Les sociologues West C. et Zimmermann H., 1978, ont avancé l’idée selon laquelle il y aurait une
obsession sociale à maintenir la différences des sexes, dans une société segmentée en « territoires
sexués ». En effet, tout semble indiquer que la division socio-sexuée du travail, horizontale (ségrégation
forte des emplois) et verticale (faible présence des femmes au sommet de la hiérarchie), N. Mosconi,
1994. Autre aspect, plus méconnu, est la socialisation différentielle des sexes dans le quotidien de
l’école et de la classe, à travers tant les relations avec les enseignants qu’avec les pairs des deux sexes
qui produisent un curriculum caché : les garçons y apprennent à dominer et les filles à prendre une
place secondaire, dans la prise de parole et l’occupation de l’espace : « le message implicite est que les
garçons sont intelligents, mais qu’ils ne font pas assez d’efforts et que les filles, elles, font ce qu’elles
peuvent…Il est donc légitime de parler comme des exigences pédagogiques », Marie Duru-Bellat, 1990.

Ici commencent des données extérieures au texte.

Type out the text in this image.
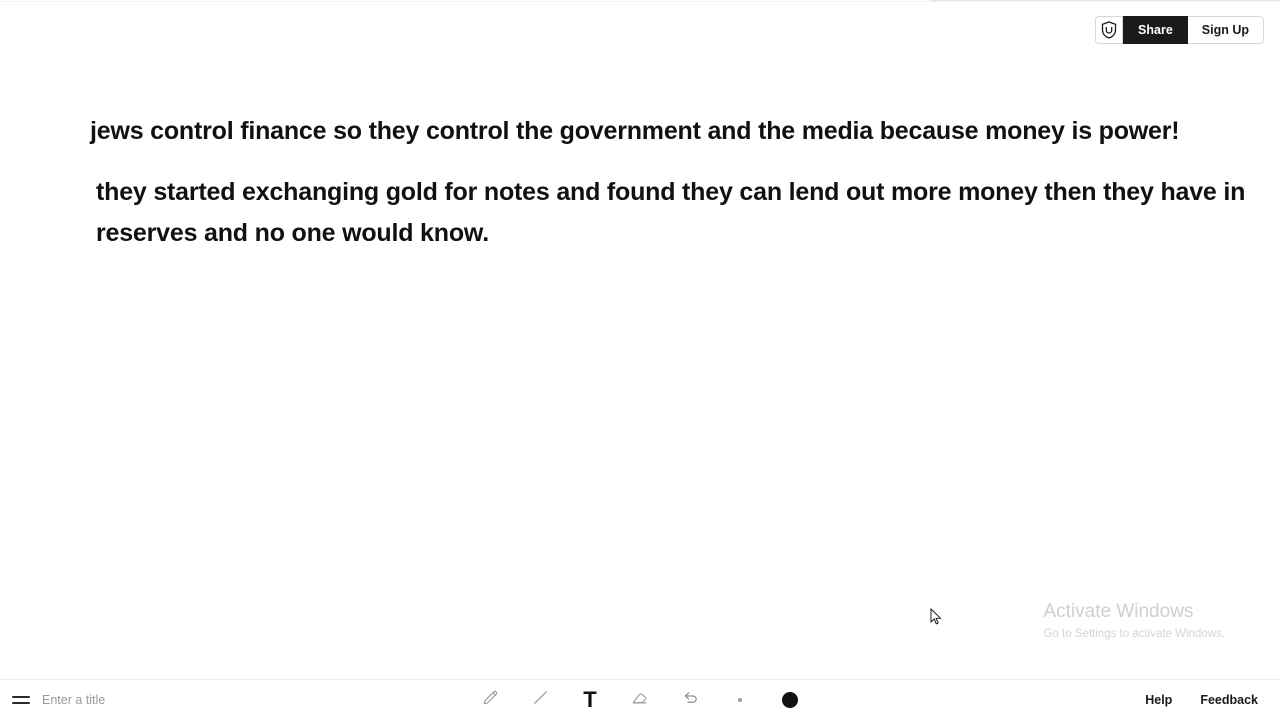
Share	Sign Up
jews control finance so they control the government and the media because money is power!
they started exchanging gold for notes and found they can lend out more money then they have in reserves and no one would know.
Activate Windows
Go to Settings to activate Windows.
Enter a title
T	Help	Feedback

Les rôles de sexe masculins et féminins, c’est-à-dire le degré d’adhésion aux normes, aux prescriptions
sociales de masculinité et de féminité interviennent très précocement dans la socialisation (dès l’âge de
deux ou trois ans) et ces « prêts-à-penser » qui constituent les stéréotypes de sexe prennent
rapidement un caractère prégnant incontournable, censé être naturel ». Pour C. Marro, 1997, les rôles
de sexe sont « des modèles organisés, assignés dans une société donnée à l’ensemble des individus
d’un même sexe ».

Les sociologues Baudelot et Establet, 1992, montrent combien les garçons s’y entendent mieux que les
filles pour négocier leurs acquis scolaires ; « Avantage dans l’accumulation de l’énergie scolaire pour
les filles ; avantage dans la négociation de capital scolaire acquis pour les garçons ».

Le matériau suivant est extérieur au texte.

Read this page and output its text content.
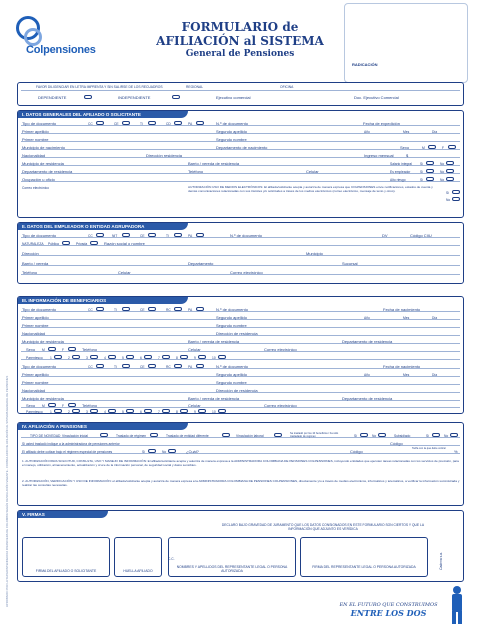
Colpensiones
FORMULARIO de AFILIACIÓN al SISTEMA
General de Pensiones
RADICACIÓN
APROBADO POR LA SUPERINTENDENCIA FINANCIERA DE COLOMBIA SEGÚN RESOLUCIÓN VIGENTE - FORMULARIO DE AFILIACIÓN AL SISTEMA GENERAL DE PENSIONES
FAVOR DILIGENCIAR EN LETRA IMPRENTA Y SIN SALIRSE DE LOS RECUADROS	REGIONAL	OFICINA
DEPENDIENTE	INDEPENDIENTE	Ejecutivo comercial	Doc. Ejecutivo Comercial
I. DATOS GENERALES DEL AFILIADO O SOLICITANTE
Tipo de documento	CC	CE	TI	CD	PA	N.º de documento	Fecha de expedición
Primer apellido	Segundo apellido	Año	Mes	Día
Primer nombre	Segundo nombre
Municipio de nacimiento	Departamento de nacimiento	Sexo	M	F
Nacionalidad	Dirección residencia	Ingreso mensual	$
Municipio de residencia	Barrio / vereda de residencia	Salario integral Sí	No
Departamento de residencia	Teléfono	Celular	Es empleador	Sí	No
Ocupación u oficio	Alto riesgo	Sí	No
Correo electrónico	AUTORIZACIÓN USO DE MEDIOS ELECTRÓNICOS: El afiliado/solicitante acepta y autoriza de manera expresa que COLPENSIONES envíe notificaciones, estados de cuenta y demás comunicaciones relacionadas con sus trámites y/o solicitudes a través de los medios electrónicos (correo electrónico, mensaje de texto y otros).	Sí
No
II. DATOS DEL EMPLEADOR O ENTIDAD AGRUPADORA
Tipo de documento	CC	NIT	CE	TI	PA	N.º de documento	DV	Código CIIU
NATURALEZA Pública	Privada	Razón social o nombre
Dirección	Municipio
Barrio / vereda	Departamento	Sucursal
Teléfono	Celular	Correo electrónico
III. INFORMACIÓN DE BENEFICIARIOS
Tipo de documento	CC	TI	CE	RC	PA	N.º de documento	Fecha de nacimiento
Primer apellido	Segundo apellido	Año	Mes	Día
Primer nombre	Segundo nombre
Nacionalidad	Dirección de residencia
Municipio de residencia	Barrio / vereda de residencia	Departamento de residencia
Sexo M	F	Teléfono	Celular	Correo electrónico
Parentesco 1	2	3	4	5	6	7	8	9	10
Tipo de documento	CC	TI	CE	RC	PA	N.º de documento	Fecha de nacimiento
Primer apellido	Segundo apellido	Año	Mes	Día
Primer nombre	Segundo nombre
Nacionalidad	Dirección de residencia
Municipio de residencia	Barrio / vereda de residencia	Departamento de residencia
Sexo M	F	Teléfono	Celular	Correo electrónico
Parentesco 1	2	3	4	5	6	7	8	9	10
IV. AFILIACIÓN A PENSIONES
TIPO DE NOVEDAD Vinculación inicial	Traslado de régimen	Traslado de entidad diferente	Vinculación laboral
Se trasladó por los 10 beneficios / ha sido trasladado de régimen	Sí	No	Subsidiado	Sí	No
Si usted trasladó indique a la administradora de pensiones anterior	Código
El afiliado debe cotizar bajo el régimen especial de pensiones	Sí	No	¿Cuál?	Código
Tarifa con la que debe cotizar
%
1. AUTORIZACIÓN PARA SOLICITUD, CONSULTA, USO Y MANEJO DE INFORMACIÓN: El afiliado/solicitante acepta y autoriza de manera expresa a la ADMINISTRADORA COLOMBIANA DE PENSIONES COLPENSIONES, incluyendo entidades que ejecuten tareas relacionadas con los servicios de previsión, para el manejo, utilización, almacenamiento, actualización y cruce de la información personal, de seguridad social y datos sensibles.
2. AUTORIZACIÓN, VERIFICACIÓN Y USO DE INFORMACIÓN: el afiliado/solicitante acepta y autoriza de manera expresa a la ADMINISTRADORA COLOMBIANA DE PENSIONES COLPENSIONES, directamente y/o a través de medios electrónicos, informáticos y telemáticos, a verificar la información suministrada y realizar las consultas necesarias.
V. FIRMAS
DECLARO BAJO GRAVEDAD DE JURAMENTO QUE LOS DATOS CONSIGNADOS EN ESTE FORMULARIO SON CIERTOS Y QUE LA INFORMACIÓN QUE ADJUNTO ES VERÍDICA
FIRMA DEL AFILIADO O SOLICITANTE	HUELLA AFILIADO
NOMBRES Y APELLIDOS DEL REPRESENTANTE LEGAL O PERSONA AUTORIZADA
FIRMA DEL REPRESENTANTE LEGAL O PERSONA AUTORIZADA
C.C.	Cadena s.a.
EN EL FUTURO QUE CONSTRUIMOS
ENTRE LOS DOS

Aucun type d’études, aucune filière, aucune profession ne sont désormais interdites aux filles, tout au
moins dans les pays industrialisés. Pourtant la prise n compte de l’appartenance sexuelle comme
facteur de différentiation des parcours ne date que des années quatre-vingt. Dans Les Héritiers,
Bourdieu et Passeron, 1994, observaient que « la différence entre les sexes n’apparaît jamais aussi
manifestement que dans les conduites ou les opinions qui engagent l’image de soi ou l’anticipation de
l’avenir ».

En histoire et sociologie de l’éducation, les problématiques de la différence des sexes et de la mixité
sont des questions débattues depuis une dizaine d’années. Une politique globale pour l’égalité des
chances entre les sexes est possible. L’école doit se préoccuper des modèles, des attitudes, des
représentations qu’elle transmet dès la maternelle. On peut, par exemple, intégrer une réflexion sur les
rôles sociaux dans les programmes d’éducation civique, mettre en oeuvre une politique d’éducation à l’orientation qui intègre systématiquement la dimension sexuée, sensibiliser à la manière d’évaluer et
introduire cette problématique dans la formation initiale et continue des enseignants (Convention
interministérielle « pour la promotion de l’égalité des chances entre les filles et les garçons dans le
système éducatif », février 2000). Cette promotion impose la production de statistiques sexuées pour
améliorer la connaissance respective de la circulation des femmes et des hommes dans le système
éducatif et leur position respective.